A vulnerability in the configuration and management database of the Cisco SD-WAN Solution could allow an authenticated, remote attacker to execute arbitrary commands with the privileges of the vmanage user in the configuration management system of the affected software. The vulnerability is due to insufficient validation of command arguments that are passed to the configuration and management database of the affected software. An attacker could exploit this vulnerability by creating custom functions that contain malicious code and are executed as the vmanage user of the configuration management system. A successful exploit could allow the attacker to execute arbitrary commands with the privileges of the vmanage user in the configuration management system of the affected software. This vulnerability affects the following Cisco products if they are running a release of the Cisco SD-WAN Solution prior to Release 18.3.0: vBond Orchestrator Software, vManage Network Management Software, vSmart Controller Software.

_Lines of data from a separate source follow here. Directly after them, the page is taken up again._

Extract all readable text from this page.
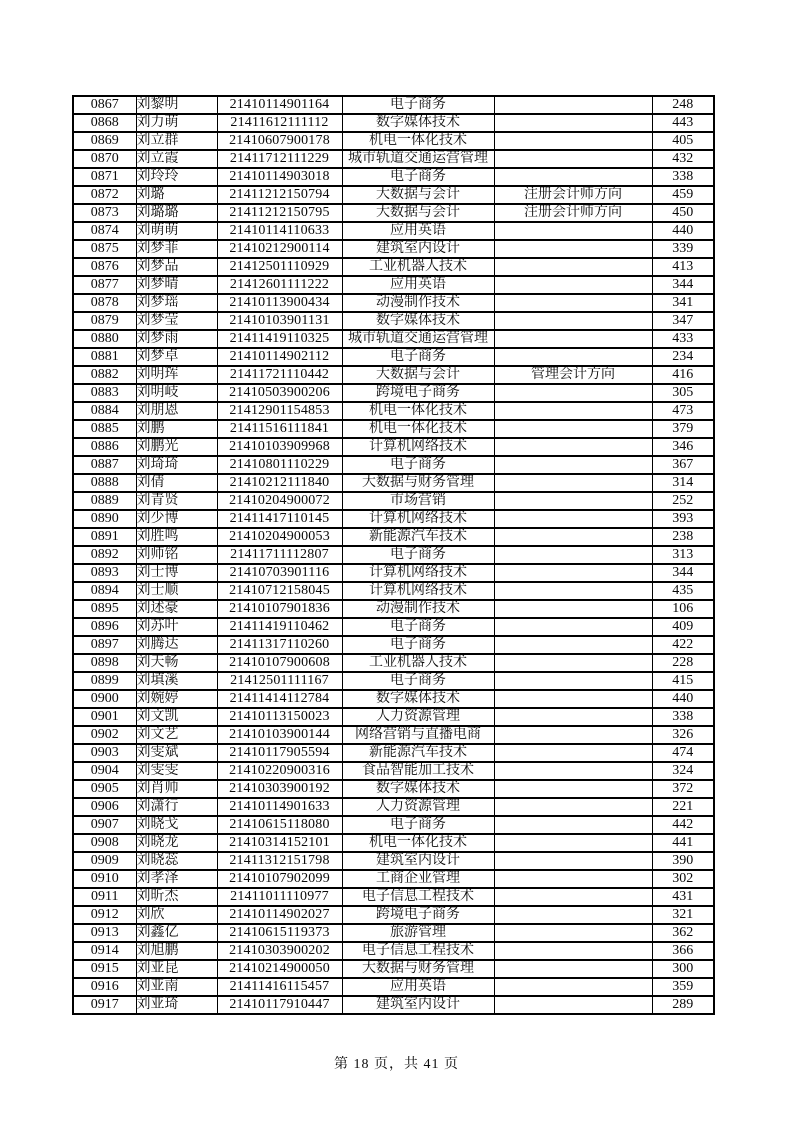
0867	刘黎明	21410114901164	电子商务		248
0868	刘力萌	21411612111112	数字媒体技术		443
0869	刘立群	21410607900178	机电一体化技术		405
0870	刘立霞	21411712111229	城市轨道交通运营管理		432
0871	刘玲玲	21410114903018	电子商务		338
0872	刘璐	21411212150794	大数据与会计	注册会计师方向	459
0873	刘璐璐	21411212150795	大数据与会计	注册会计师方向	450
0874	刘萌萌	21410114110633	应用英语		440
0875	刘梦菲	21410212900114	建筑室内设计		339
0876	刘梦品	21412501110929	工业机器人技术		413
0877	刘梦晴	21412601111222	应用英语		344
0878	刘梦瑶	21410113900434	动漫制作技术		341
0879	刘梦莹	21410103901131	数字媒体技术		347
0880	刘梦雨	21411419110325	城市轨道交通运营管理		433
0881	刘梦卓	21410114902112	电子商务		234
0882	刘明珲	21411721110442	大数据与会计	管理会计方向	416
0883	刘明岐	21410503900206	跨境电子商务		305
0884	刘朋恩	21412901154853	机电一体化技术		473
0885	刘鹏	21411516111841	机电一体化技术		379
0886	刘鹏光	21410103909968	计算机网络技术		346
0887	刘琦琦	21410801110229	电子商务		367
0888	刘倩	21410212111840	大数据与财务管理		314
0889	刘青贤	21410204900072	市场营销		252
0890	刘少博	21411417110145	计算机网络技术		393
0891	刘胜鸣	21410204900053	新能源汽车技术		238
0892	刘师铭	21411711112807	电子商务		313
0893	刘士博	21410703901116	计算机网络技术		344
0894	刘士顺	21410712158045	计算机网络技术		435
0895	刘述豪	21410107901836	动漫制作技术		106
0896	刘苏叶	21411419110462	电子商务		409
0897	刘腾达	21411317110260	电子商务		422
0898	刘天畅	21410107900608	工业机器人技术		228
0899	刘填溪	21412501111167	电子商务		415
0900	刘婉婷	21411414112784	数字媒体技术		440
0901	刘文凯	21410113150023	人力资源管理		338
0902	刘文艺	21410103900144	网络营销与直播电商		326
0903	刘雯斌	21410117905594	新能源汽车技术		474
0904	刘雯雯	21410220900316	食品智能加工技术		324
0905	刘肖帅	21410303900192	数字媒体技术		372
0906	刘潇行	21410114901633	人力资源管理		221
0907	刘晓戈	21410615118080	电子商务		442
0908	刘晓龙	21410314152101	机电一体化技术		441
0909	刘晓蕊	21411312151798	建筑室内设计		390
0910	刘孝泽	21410107902099	工商企业管理		302
0911	刘昕杰	21411011110977	电子信息工程技术		431
0912	刘欣	21410114902027	跨境电子商务		321
0913	刘鑫亿	21410615119373	旅游管理		362
0914	刘旭鹏	21410303900202	电子信息工程技术		366
0915	刘亚昆	21410214900050	大数据与财务管理		300
0916	刘亚南	21411416115457	应用英语		359
0917	刘亚琦	21410117910447	建筑室内设计		289
第 18 页，共 41 页
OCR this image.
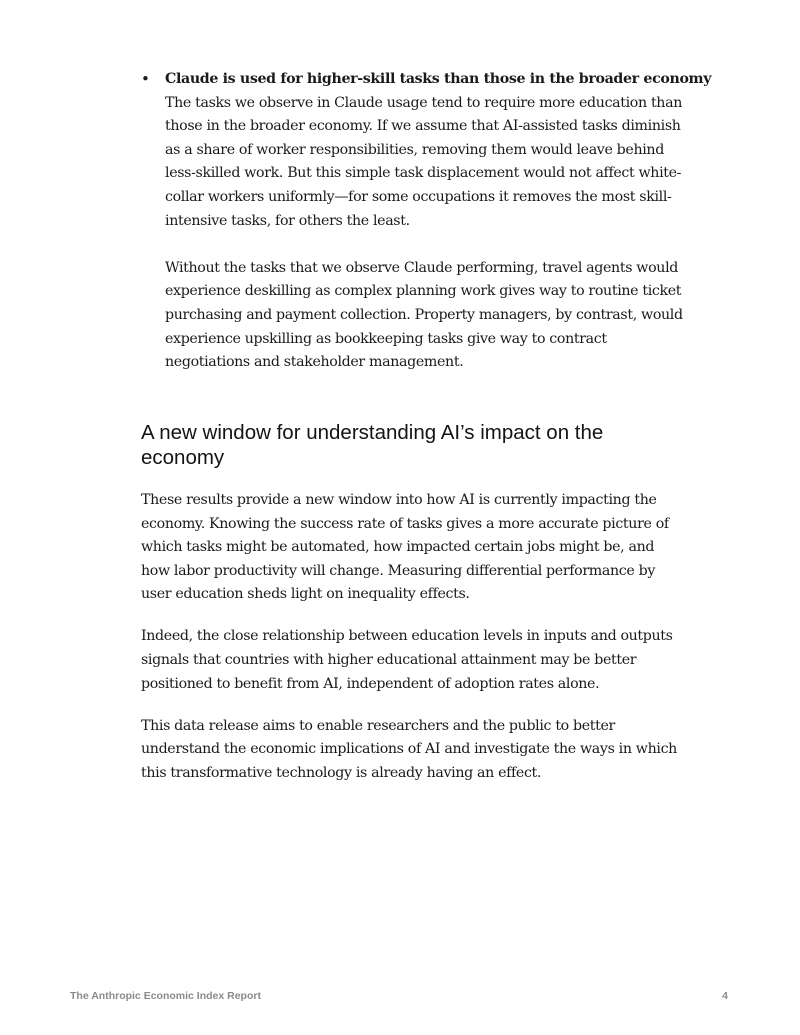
• Claude is used for higher-skill tasks than those in the broader economy

The tasks we observe in Claude usage tend to require more education than those in the broader economy. If we assume that AI-assisted tasks diminish as a share of worker responsibilities, removing them would leave behind less-skilled work. But this simple task displacement would not affect white-collar workers uniformly—for some occupations it removes the most skill-intensive tasks, for others the least.

Without the tasks that we observe Claude performing, travel agents would experience deskilling as complex planning work gives way to routine ticket purchasing and payment collection. Property managers, by contrast, would experience upskilling as bookkeeping tasks give way to contract negotiations and stakeholder management.

A new window for understanding AI’s impact on the economy

These results provide a new window into how AI is currently impacting the economy. Knowing the success rate of tasks gives a more accurate picture of which tasks might be automated, how impacted certain jobs might be, and how labor productivity will change. Measuring differential performance by user education sheds light on inequality effects.

Indeed, the close relationship between education levels in inputs and outputs signals that countries with higher educational attainment may be better positioned to benefit from AI, independent of adoption rates alone.

This data release aims to enable researchers and the public to better understand the economic implications of AI and investigate the ways in which this transformative technology is already having an effect.

The Anthropic Economic Index Report	4
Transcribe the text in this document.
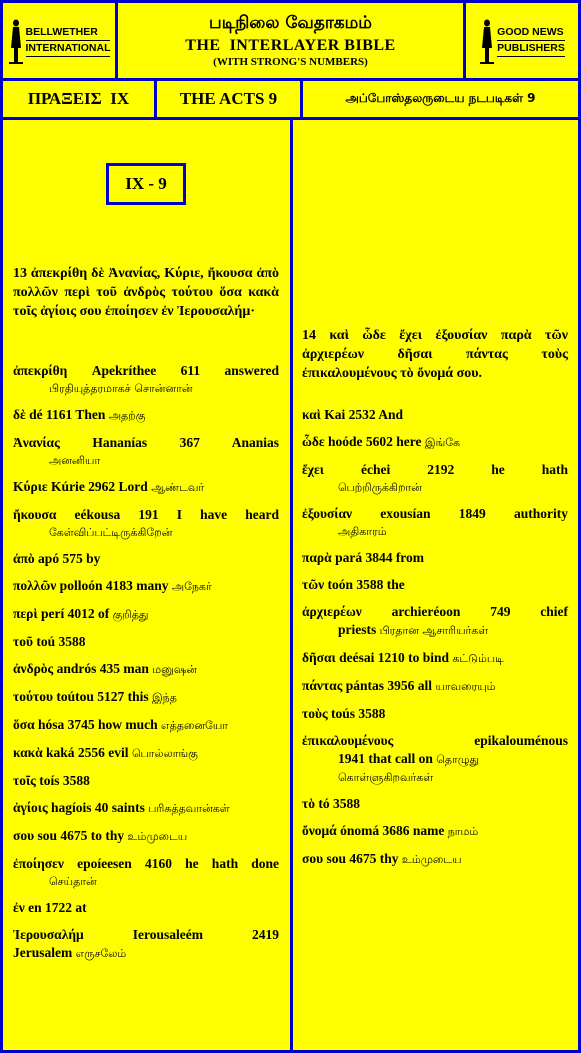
BELLWETHER
INTERNATIONAL
படிநிலை வேதாகமம்
THE  INTERLAYER BIBLE
(WITH STRONG'S NUMBERS)
GOOD NEWS
PUBLISHERS
ΠΡΑΞΕΙΣ  IX	THE ACTS 9	அப்போஸ்தலருடைய நடபடிகள் 9
IX - 9
13 ἀπεκρίθη δὲ Ἀνανίας, Κύριε, ἤκουσα ἀπὸ πολλῶν περὶ τοῦ ἀνδρὸς τούτου ὅσα κακὰ τοῖς ἁγίοις σου ἐποίησεν ἐν Ἰερουσαλήμ·
14 καὶ ὧδε ἔχει ἐξουσίαν παρὰ τῶν ἀρχιερέων δῆσαι πάντας τοὺς ἐπικαλουμένους τὸ ὄνομά σου.
ἀπεκρίθη Apekríthee 611 answered
பிரதியுத்தரமாகச் சொன்னான்
δὲ dé 1161 Then அதற்கு
Ἀνανίας Hananías 367 Ananias
அனனியா
Κύριε Kúrie 2962 Lord ஆண்டவர்
ἤκουσα eékousa 191 I have heard
கேள்விப்பட்டிருக்கிறேன்
ἀπὸ apó 575 by
πολλῶν polloón 4183 many அநேகர்
περὶ perí 4012 of குறித்து
τοῦ toú 3588
ἀνδρὸς andrós 435 man மனுஷன்
τούτου toútou 5127 this இந்த
ὅσα hósa 3745 how much எத்தனையோ
κακὰ kaká 2556 evil பொல்லாங்கு
τοῖς toís 3588
ἁγίοις hagíois 40 saints பரிசுத்தவான்கள்
σου sou 4675 to thy உம்முடைய
ἐποίησεν epoíeesen 4160 he hath done
செய்தான்
ἐν en 1722 at
Ἰερουσαλήμ Ierousaleém 2419
Jerusalem எருசலேம்
καὶ Kai 2532 And
ὧδε hoóde 5602 here இங்கே
ἔχει échei 2192 he hath
பெற்றிருக்கிறான்
ἐξουσίαν exousían 1849 authority
அதிகாரம்
παρὰ pará 3844 from
τῶν toón 3588 the
ἀρχιερέων archieréoon 749 chief
priests பிரதான ஆசாரியர்கள்
δῆσαι deésai 1210 to bind கட்டும்படி
πάντας pántas 3956 all யாவரையும்
τοὺς toús 3588
ἐπικαλουμένους epikalouménous
1941 that call on தொழுது
கொள்ளுகிறவர்கள்
τὸ tó 3588
ὄνομά ónomá 3686 name நாமம்
σου sou 4675 thy உம்முடைய
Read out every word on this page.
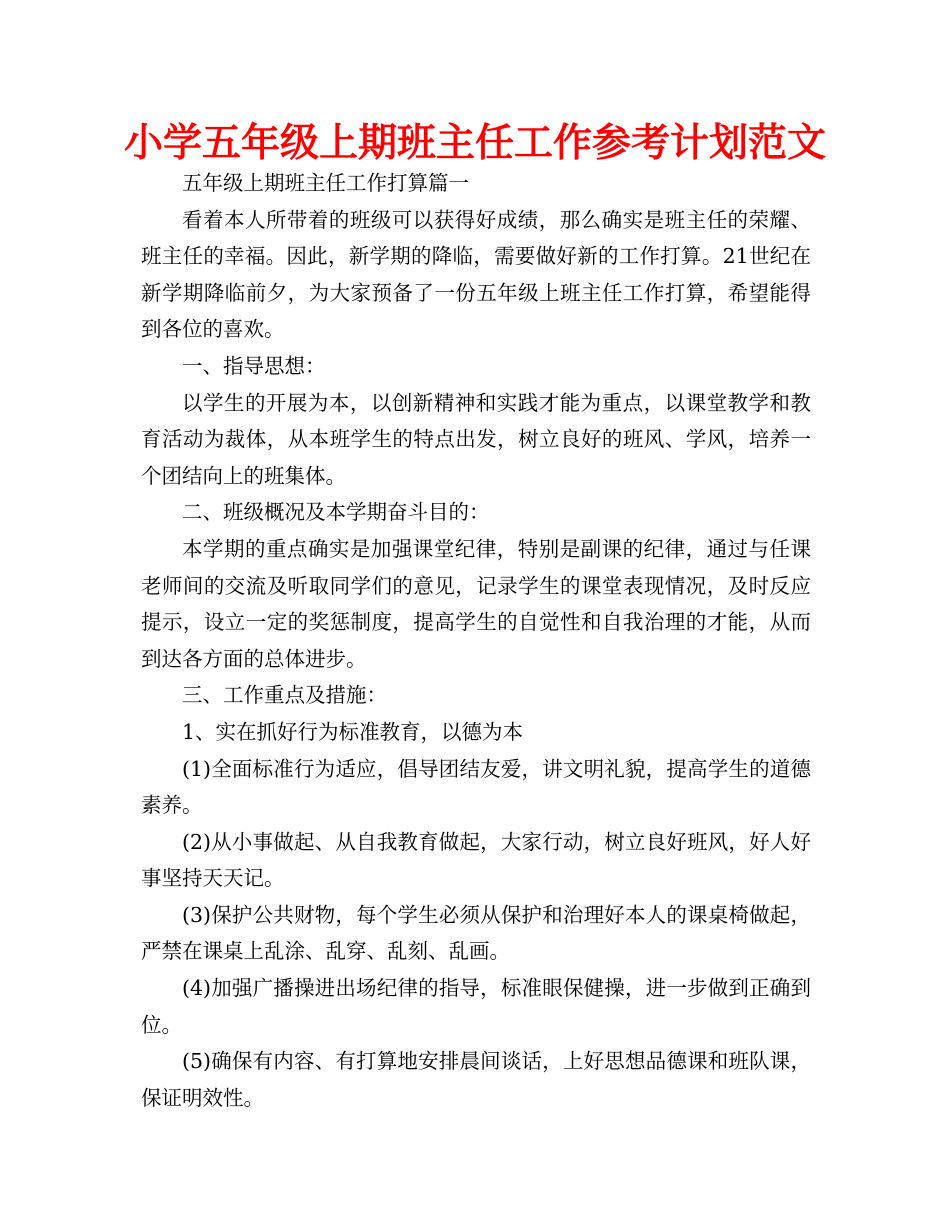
小学五年级上期班主任工作参考计划范文

五年级上期班主任工作打算篇一

看着本人所带着的班级可以获得好成绩，那么确实是班主任的荣耀、班主任的幸福。因此，新学期的降临，需要做好新的工作打算。21世纪在新学期降临前夕，为大家预备了一份五年级上班主任工作打算，希望能得到各位的喜欢。

一、指导思想：

以学生的开展为本，以创新精神和实践才能为重点，以课堂教学和教育活动为裁体，从本班学生的特点出发，树立良好的班风、学风，培养一个团结向上的班集体。

二、班级概况及本学期奋斗目的：

本学期的重点确实是加强课堂纪律，特别是副课的纪律，通过与任课老师间的交流及听取同学们的意见，记录学生的课堂表现情况，及时反应提示，设立一定的奖惩制度，提高学生的自觉性和自我治理的才能，从而到达各方面的总体进步。

三、工作重点及措施：

1、实在抓好行为标准教育，以德为本

(1)全面标准行为适应，倡导团结友爱，讲文明礼貌，提高学生的道德素养。

(2)从小事做起、从自我教育做起，大家行动，树立良好班风，好人好事坚持天天记。

(3)保护公共财物，每个学生必须从保护和治理好本人的课桌椅做起，严禁在课桌上乱涂、乱穿、乱刻、乱画。

(4)加强广播操进出场纪律的指导，标准眼保健操，进一步做到正确到位。

(5)确保有内容、有打算地安排晨间谈话，上好思想品德课和班队课，保证明效性。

Cisco Bug IDs: CSCvi69937.
The product constructs a string for a command to be executed by a separate component in another control sphere, but it does not properly delimit the intended arguments, options, or switches within that command string.
Name | Vendor | Start Version | End Version |
---|---|---|---|
Vbond_orchestrator | Cisco | - (including) | - (including) |
Vedge-plus | Cisco | - (including) | - (including) |
Vedge-pro | Cisco | - (including) | - (including) |
Vmanage_network_management | Cisco | - (including) | - (including) |
Vsmart_controller | Cisco | - (including) | - (including) |
When creating commands using interpolation into a string, developers may assume that only the arguments/options that they specify will be processed. This assumption may be even stronger when the programmer has encoded the command in a way that prevents separate commands from being provided maliciously, e.g. in the case of shell metacharacters. When constructing the command, the developer may use whitespace or other delimiters that are required to separate arguments when the command. However, if an attacker can provide an untrusted input that contains argument-separating delimiters, then the resulting command will have more arguments than intended by the developer. The attacker may then be able to change the behavior of the command. Depending on the functionality supported by the extraneous arguments, this may have security-relevant consequences.